Tu és ainda muito novo, apenas 19 anos. Estás já numa das melhores equipa a nível nacional, mas onde te vês, por exemplo, daqui a cinco anos?
Eu sou uma pessoa que não me imponho limites. Não digo que daqui a cinco anos vou estar aqui ou ali. Claro que tenho objetivos. Mas daqui a cinco anos quero olhar para trás e ver que estarei onde estiver, dei o meu melhor e este é o melhor sítio onde poderia estar. Obviamente que tenho o objetivo de jogar fora de Portugal, mas não sei o futuro e sei que vou dar tudo e ficar de consciência tranquila.
Deves ter um ídolo ou um modelo a seguir certamente…
Essa resposta não é difícil.
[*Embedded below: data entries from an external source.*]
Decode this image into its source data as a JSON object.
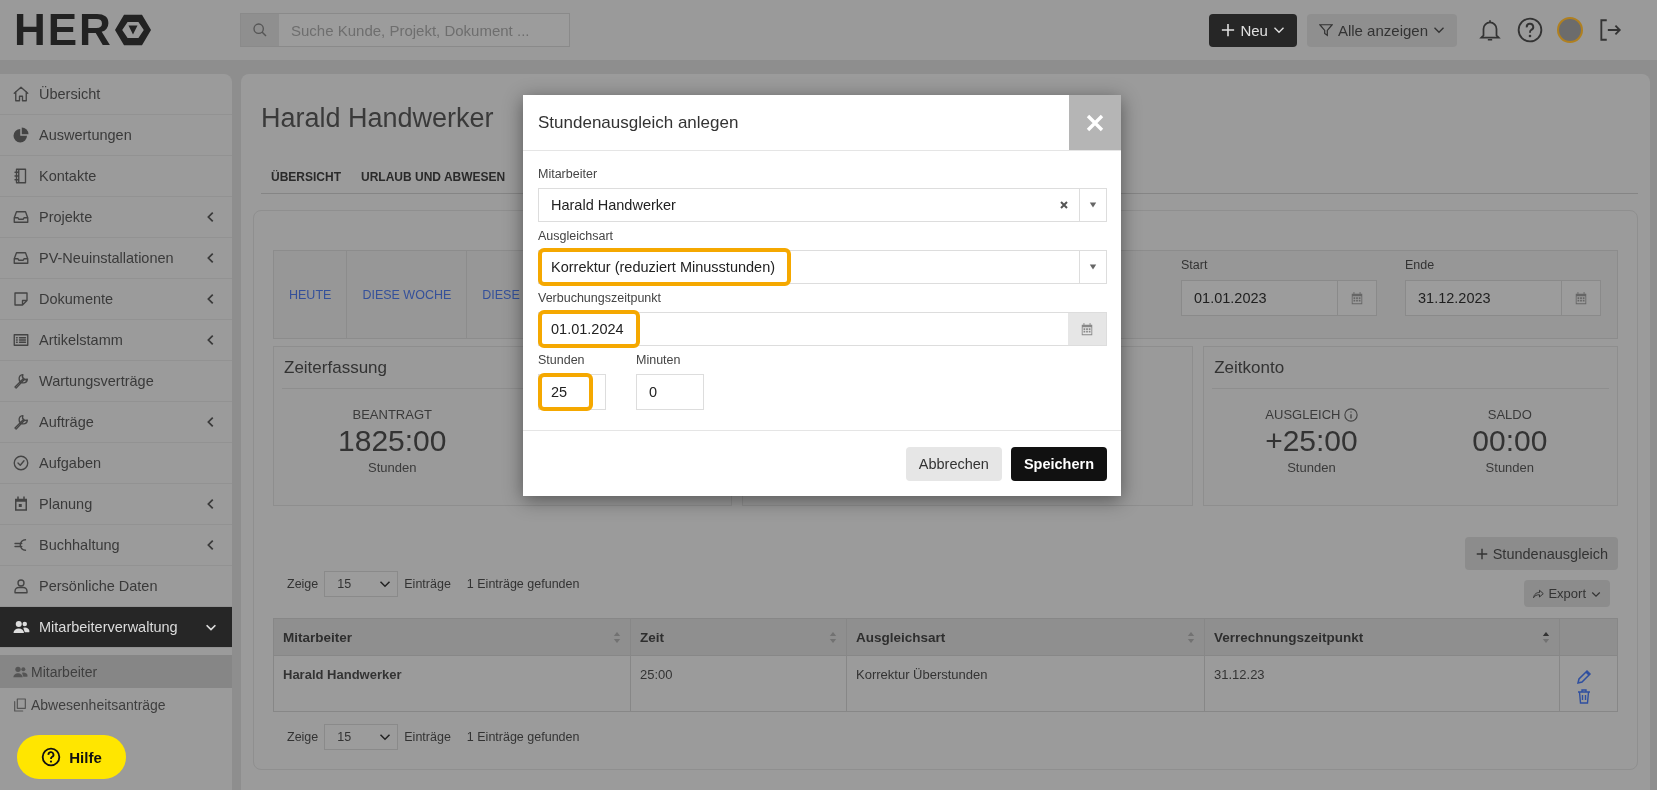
{
  "header": {
    "logo": "HER",
    "search": {
      "placeholder": "Suche Kunde, Projekt, Dokument ..."
    },
    "buttons": [
      {
        "label": "Neu",
        "kind": "primary"
      },
      {
        "label": "Alle anzeigen",
        "kind": "filter"
      }
    ]
  },
  "sidebar": {
    "items": [
      {
        "label": "Übersicht",
        "collapsible": false,
        "selected": false
      },
      {
        "label": "Auswertungen",
        "collapsible": false,
        "selected": false
      },
      {
        "label": "Kontakte",
        "collapsible": false,
        "selected": false
      },
      {
        "label": "Projekte",
        "collapsible": true,
        "expanded": false,
        "selected": false
      },
      {
        "label": "PV-Neuinstallationen",
        "collapsible": true,
        "expanded": false,
        "selected": false
      },
      {
        "label": "Dokumente",
        "collapsible": true,
        "expanded": false,
        "selected": false
      },
      {
        "label": "Artikelstamm",
        "collapsible": true,
        "expanded": false,
        "selected": false
      },
      {
        "label": "Wartungsverträge",
        "collapsible": false,
        "selected": false
      },
      {
        "label": "Aufträge",
        "collapsible": true,
        "expanded": false,
        "selected": false
      },
      {
        "label": "Aufgaben",
        "collapsible": false,
        "selected": false
      },
      {
        "label": "Planung",
        "collapsible": true,
        "expanded": false,
        "selected": false
      },
      {
        "label": "Buchhaltung",
        "collapsible": true,
        "expanded": false,
        "selected": false
      },
      {
        "label": "Persönliche Daten",
        "collapsible": false,
        "selected": false
      },
      {
        "label": "Mitarbeiterverwaltung",
        "collapsible": true,
        "expanded": true,
        "selected": true,
        "children": [
          {
            "label": "Mitarbeiter",
            "selected": true
          },
          {
            "label": "Abwesenheitsanträge",
            "selected": false
          }
        ]
      }
    ]
  },
  "page": {
    "title": "Harald Handwerker",
    "tabs": [
      {
        "label": "ÜBERSICHT"
      },
      {
        "label": "URLAUB UND ABWESEN"
      }
    ]
  },
  "period_filter": {
    "quick_links": [
      "HEUTE",
      "DIESE WOCHE",
      "DIESE"
    ],
    "start": {
      "label": "Start",
      "value": "01.01.2023"
    },
    "end": {
      "label": "Ende",
      "value": "31.12.2023"
    }
  },
  "stat_cards": [
    {
      "title": "Zeiterfassung",
      "stats": [
        {
          "label": "BEANTRAGT",
          "value": "1825:00",
          "unit": "Stunden"
        }
      ]
    },
    {
      "title": "Zeitkonto",
      "stats": [
        {
          "label": "AUSGLEICH",
          "info": true,
          "value": "+25:00",
          "unit": "Stunden"
        },
        {
          "label": "SALDO",
          "value": "00:00",
          "unit": "Stunden"
        }
      ]
    }
  ],
  "table_actions": {
    "add_button": "Stundenausgleich",
    "export_button": "Export"
  },
  "pagers": [
    {
      "show_label": "Zeige",
      "page_size": "15",
      "entries_label": "Einträge",
      "found": "1 Einträge gefunden"
    },
    {
      "show_label": "Zeige",
      "page_size": "15",
      "entries_label": "Einträge",
      "found": "1 Einträge gefunden"
    }
  ],
  "table": {
    "columns": [
      {
        "label": "Mitarbeiter",
        "sorted": false
      },
      {
        "label": "Zeit",
        "sorted": false
      },
      {
        "label": "Ausgleichsart",
        "sorted": false
      },
      {
        "label": "Verrechnungszeitpunkt",
        "sorted": true
      }
    ],
    "rows": [
      {
        "cells": [
          "Harald Handwerker",
          "25:00",
          "Korrektur Überstunden",
          "31.12.23"
        ]
      }
    ]
  },
  "modal": {
    "title": "Stundenausgleich anlegen",
    "fields": [
      {
        "kind": "select",
        "label": "Mitarbeiter",
        "value": "Harald Handwerker",
        "clearable": true,
        "highlighted": false
      },
      {
        "kind": "select",
        "label": "Ausgleichsart",
        "value": "Korrektur (reduziert Minusstunden)",
        "clearable": false,
        "highlighted": true
      },
      {
        "kind": "date",
        "label": "Verbuchungszeitpunkt",
        "value": "01.01.2024",
        "highlighted": true
      },
      {
        "kind": "number",
        "label": "Stunden",
        "value": "25",
        "highlighted": true
      },
      {
        "kind": "number",
        "label": "Minuten",
        "value": "0",
        "highlighted": false
      }
    ],
    "buttons": [
      {
        "label": "Abbrechen",
        "kind": "secondary"
      },
      {
        "label": "Speichern",
        "kind": "primary"
      }
    ]
  },
  "help_button": {
    "label": "Hilfe"
  }
}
O meu ídolo é o meu pai [Carlos Lisboa]. Sempre foi uma referência em ética de trabalho, profissionalismo, mentalidade ganhadora, a nível de títulos… Não é qualquer jogador que consegue alcançar os títulos que ele ganhou [14 vezes Campeão Nacional]. Ele jogou desde os 19 até aos 38 e conta-se pelos dedos de uma mão os campeonatos que ele falhou. Não vejo nenhum jogador português que esteja perto de fazer isso. Já disse recentemente que o meu pai é um animal de competição, no bom sentido. Nunca conheci uma pessoa tão competitiva. Se ele marcasse 50 pontos e a equipa perdesse, ele sentia que tinha jogado mal. Tudo isto são coisas que eu procurar transferir para mim. O meu pai sempre jogou connosco, comigo e com os meus irmãos, jogos de tabuleiro, consola… e mesmo em miúdos nunca nos deixava ganhar. É uma coisa que eu aprecio muito. Daqui a 30 anos, as pessoas só se vão lembrar dos títulos que determinado jogador ganhou. É uma referência para mim.
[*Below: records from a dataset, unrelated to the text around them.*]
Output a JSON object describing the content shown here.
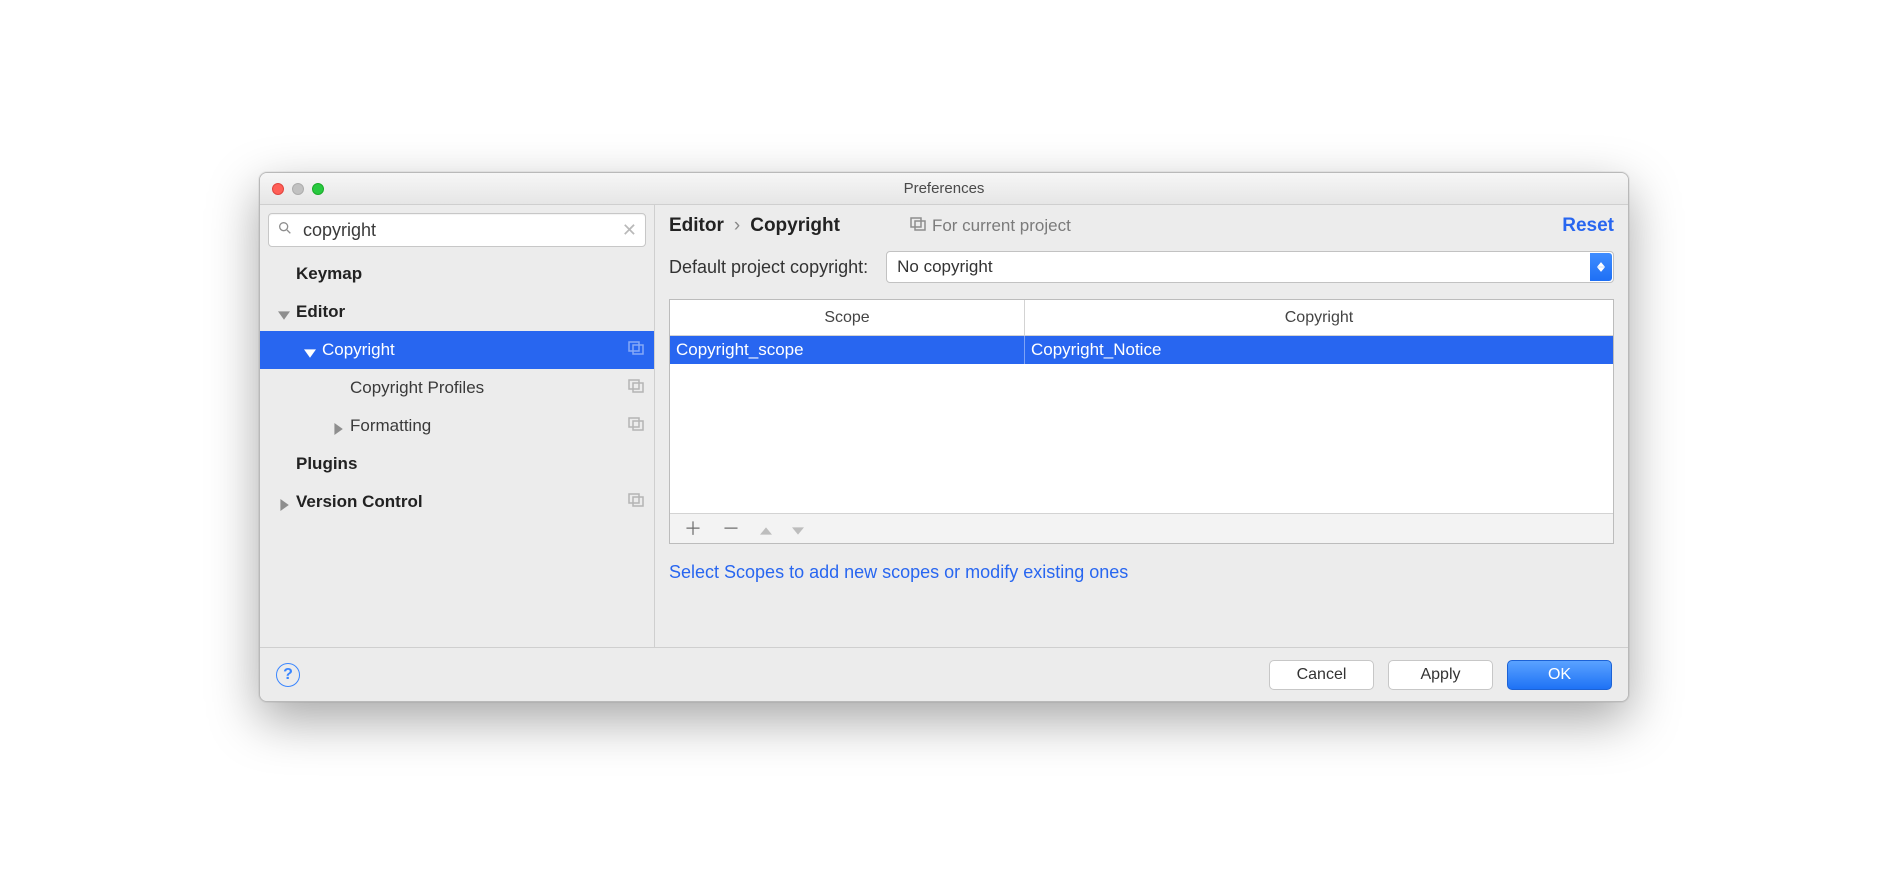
{
  "window": {
    "title": "Preferences"
  },
  "search": {
    "value": "copyright"
  },
  "sidebar": {
    "items": [
      {
        "label": "Keymap"
      },
      {
        "label": "Editor"
      },
      {
        "label": "Copyright"
      },
      {
        "label": "Copyright Profiles"
      },
      {
        "label": "Formatting"
      },
      {
        "label": "Plugins"
      },
      {
        "label": "Version Control"
      }
    ]
  },
  "breadcrumb": {
    "root": "Editor",
    "leaf": "Copyright"
  },
  "scope_hint": "For current project",
  "reset_label": "Reset",
  "default_copyright": {
    "label": "Default project copyright:",
    "value": "No copyright"
  },
  "table": {
    "columns": [
      "Scope",
      "Copyright"
    ],
    "rows": [
      {
        "scope": "Copyright_scope",
        "copyright": "Copyright_Notice"
      }
    ]
  },
  "hint_link": "Select Scopes to add new scopes or modify existing ones",
  "footer": {
    "cancel": "Cancel",
    "apply": "Apply",
    "ok": "OK"
  }
}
Rafael, com o pai e treinador do Benfica, Carlos Lisboa, num encontro frente à Ovarense© Global Imagens
Já falámos no Neemias Queta e ele pode ser o primeiro português na NBA. Tu não estás no mesmo contexto que ele, que joga já nos EUA, mas achas que a NBA é um sonho atingível para ti?
Seja um jogador português, americano, chinês ou de qualquer lado, é sempre um sonho jogar na NBA. Todos já pensaram o incrível que era jogar ali. Mas antes de começar o Europeu, e depois de acabar o Europeu e ser MVP e Campeão… eu sou a mesma pessoa. Sou o Rafael Lisboa e não vou mudar, nem deslumbrar. Continuo com os pés assentes na terra. A única coisa que eu sei é que se continuar a trabalhar com compromisso e profissionalismo quero chegar o mais longe possível.
O Neemias poderá provavelmente chegar à NBA no próximo ano e faz parte da tua geração. Achas que ele tem o que é preciso para vingar?
Acho que sim. Acho que ele tomou uma decisão correta por não ir já este ano. Ele é muito inteligente e ponderado. Sentiu que não era a altura certa, mas acho que ele tem tudo para vingar. É um poste alto, corre muito bem o campo, é um especialista na defesa, ganha muitos ressaltos, muitos ‘abafos’… Em termos ofensivos melhorou muito na última época o seu jogo de costas para o cesto. E além disto tudo, ele continua a ser o mesmo Neemias que sempre conheci. Não ficou uma pessoa diferente por estar em palcos maiores e acho que isso é uma das maiores virtudes dele. Estou certo de que vai ser o primeiro jogador português na NBA.
E o que dizes de uma dupla entre o Neemias e o Rafael Lisboa na NBA?
Não posso prometer uma coisa dessas, porque jogar na NBA não é para qualquer um. Vou estar muito contente por ele e pelo basquetebol português, mas não vou mudar a minha maneira de pensar. Vou estar sempre a trabalhar muito, mas essas coisas não me cabem a mim examinar. Tenho é de treinar e jogar o melhor que sei. Obviamente que quanto mais longe chegar, mais contente ficarei, mas não quero fazer esse tipo de análises só porque agora também fui MVP no Euro-sub20 e campeão da Europa.
Já disseste que estavas realmente focado nos objetivos do Benfica para esta época, mas ninguém leva a mal os sonhos. Se hoje te colocassem um contrato da NBA à frente, por qual clube gostaria de assinar?
O meu clube sempre foram os LA Lakers. O meu ídolo antes de terminar a carreira sempre foi o Kobe Bryant e agora para mim o LeBron James é o melhor jogador da atualidade. Por isso, os Lakers eram a equipa de excelência para mim.